"Nossos caminhos são feitos de incertezas, nossas almas padecem diante da morte, nossos corações são tomados pelo ódio da vida, do amor, das injustiças, do poder... Não passa de um jogo, onde o corpo e suas ações escondem a alma de um amador vencerdor ou de um profissional perderdor"
Frase de Bel Black
Vila de Hogsmead, 15h00mim
Harry aparatou em Hogsmead sua capa negra cobrindo todo o corpo enquanto entrava nos três vassouras, viu o castanho alto de olhos negros encostado no balcão e se aproximou.
- Olá Jonny – falou Harry rindo da cara que ele fez ao ouvir seu apelido – Charles mandou seus comprimentos.
- Olá amor – brincou o amigo fazendo Harry rir - Estamos em zona de perigo eminente com toda certeza – disse Jonathan – quando o mundo caiu na minha cabeça que eu não senti? – Harry riu com gosto e abraçou o amigo que conhecerá dois meses depois da morte de Sirius, quando voltava para a casa dos Dusley.
- Charles não é uma cobra venenosa, mas com certeza possui sua dose certa de tortura e suave veneno.
- Concordo! Resolveu voltar a seu posto, Eleito! – falou baixinho para ninguém escutar. Harry suspirou.
- Já saiu nos jornais?
- Com certeza, depois daquilo no ministério era impossível não sair, você não vai gostar de uma noticia que Melinda me mandou. – Harry se pôs atento. - Sabe a sua ex-amiga, a nascida trouxa, Hermione Granger?
- O que tem? – perguntou arqueando uma sobrancelha, sentindo a magoa o consumir, fazia muito tempo que não recebia nada sobre ela.
- Isso é importante Harry! Os pais dela foram assassinados e ela ficou sobre tortura conseguindo fugir, ninguém sabe do paradeiro dela há sete meses - Harry esfregou o rosto em choque, engasgando com a própria saliva.
- Seqüestrada e torturada, Merlin Jonh! Quando deixei você e Mel vigiando as coisas por aqui, não imaginava que algo assim aconteceria.
- Eu sei, quando soubemos do desaparecimento dela, reviramos os quatro cantos do mundo a sua procura.
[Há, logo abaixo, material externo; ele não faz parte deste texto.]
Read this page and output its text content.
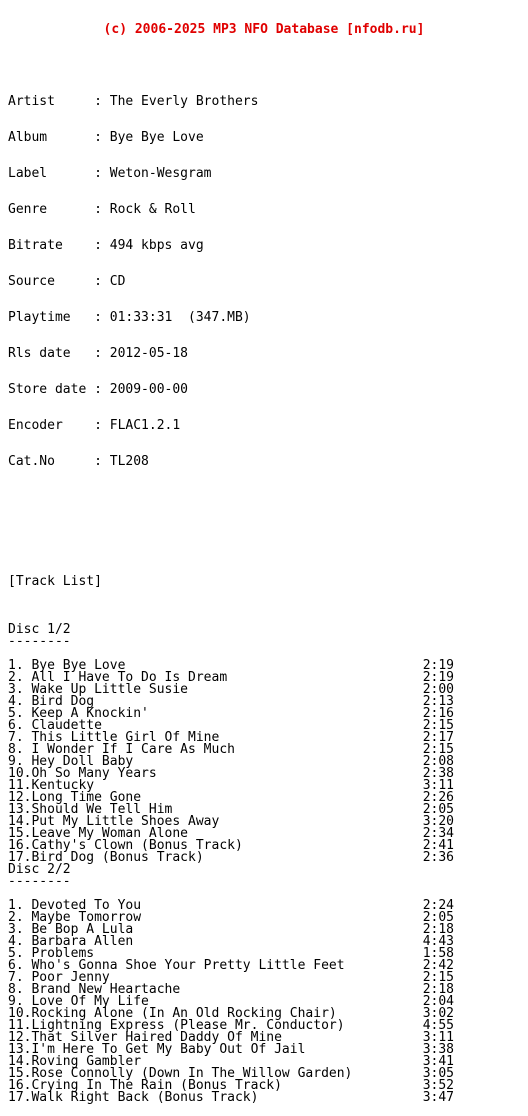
(c) 2006-2025 MP3 NFO Database [nfodb.ru]

Artist     : The Everly Brothers

Album      : Bye Bye Love

Label      : Weton-Wesgram

Genre      : Rock & Roll

Bitrate    : 494 kbps avg

Source     : CD

Playtime   : 01:33:31  (347.MB)

Rls date   : 2012-05-18

Store date : 2009-00-00

Encoder    : FLAC1.2.1

Cat.No     : TL208

[Track List]

Disc 1/2
--------
1. Bye Bye Love	2:19
2. All I Have To Do Is Dream	2:19
3. Wake Up Little Susie	2:00
4. Bird Dog	2:13
5. Keep A Knockin'	2:16
6. Claudette	2:15
7. This Little Girl Of Mine	2:17
8. I Wonder If I Care As Much	2:15
9. Hey Doll Baby	2:08
10.Oh So Many Years	2:38
11.Kentucky	3:11
12.Long Time Gone	2:26
13.Should We Tell Him	2:05
14.Put My Little Shoes Away	3:20
15.Leave My Woman Alone	2:34
16.Cathy's Clown (Bonus Track)	2:41
17.Bird Dog (Bonus Track)	2:36
Disc 2/2
--------
1. Devoted To You	2:24
2. Maybe Tomorrow	2:05
3. Be Bop A Lula	2:18
4. Barbara Allen	4:43
5. Problems	1:58
6. Who's Gonna Shoe Your Pretty Little Feet	2:42
7. Poor Jenny	2:15
8. Brand New Heartache	2:18
9. Love Of My Life	2:04
10.Rocking Alone (In An Old Rocking Chair)	3:02
11.Lightning Express (Please Mr. Conductor)	4:55
12.That Silver Haired Daddy Of Mine	3:11
13.I'm Here To Get My Baby Out Of Jail	3:38
14.Roving Gambler	3:41
15.Rose Connolly (Down In The Willow Garden)	3:05
16.Crying In The Rain (Bonus Track)	3:52
17.Walk Right Back (Bonus Track)	3:47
- O que Dumbledore fez sobre isso? – pegou o copo de firewhisky do amigo e virou só de uma vez sentindo a ardência tão conhecida na boca.
- Dumbledore disse que achava que ela havia morrido junto com os pais, não imaginava que pudesse haver sobrevivente e desistiu das buscas. Mas Melinda pressentiu algo muito estranho e foi procurá-la, na verdade ainda está procurando, vamos torcer para que encontre.
- Isso me deixa frustrado Jonny, pensar que ela passou por tudo isso e... – hesitou antes de completar atordoado - Eu estava longe.
- Harry não foi você que estava brigado com ela? Que disse que queria esquecer ela para sempre?
- Passei um ano longe e parece que quanto mais tempo eu tentava esquecê-la mais eu lembrava dela, realmente quero deixar meu passado com ela para trás, mas diante dessas circunstancias é impossível não fazer nada e ser frio como sou com os outros. Apesar de tudo fomos amigos e amantes, só que ela me magoou bastante John– Jonny suspirou compreendendo.
- O amor é assim mesmo Harry, perdoa nem que seja o pior crime do mundo! Não vou julgá-la por alguma coisa, já que não sei o que ela fez, mas sei que deve ser algo realmente ruim.
- Ela sabia de algo que não quis me contar Jonathan, uma coisa importante, depois da morte de Sirius ela estava estranha e estressada, quase não falava comigo, eu fiquei angustiado, nosso namoro era escondido e quando eu perguntei o que tinha acontecido ela me disse que não era nada, logo depois encontrei ela na cama com outro. – suspirou sentindo um gosto amargo na boca - Droga! Não sei John ela pode estar escondendo qualquer coisa e agora com a morte dos pais dela e esse seqüestro, eu tenho certeza.
- Vocês nem sequer conversaram direito antes de você ir embora, Harry, ela estava abalada provavelmente e você também, deveriam ter se dado uma chance
- Foi repentino, depois que você falou de Charles eu não vi nenhuma outra opção e se o que ela esconde diz respeito a Voldemort a profecia?
- Ela sabe sobre a profecia?
- Não! Mas pode ter descoberto. Preciso saber!
- Antes você precisa achá-la – apontou o amigo.
- Melinda está conseguindo cuidar sozinha das coisas?
- A Mel?– sorriu – Fala sério Harry é bom você não duvidar dela. Vamos lá “Herói” tem outras coisa com o que se preocupar no momento.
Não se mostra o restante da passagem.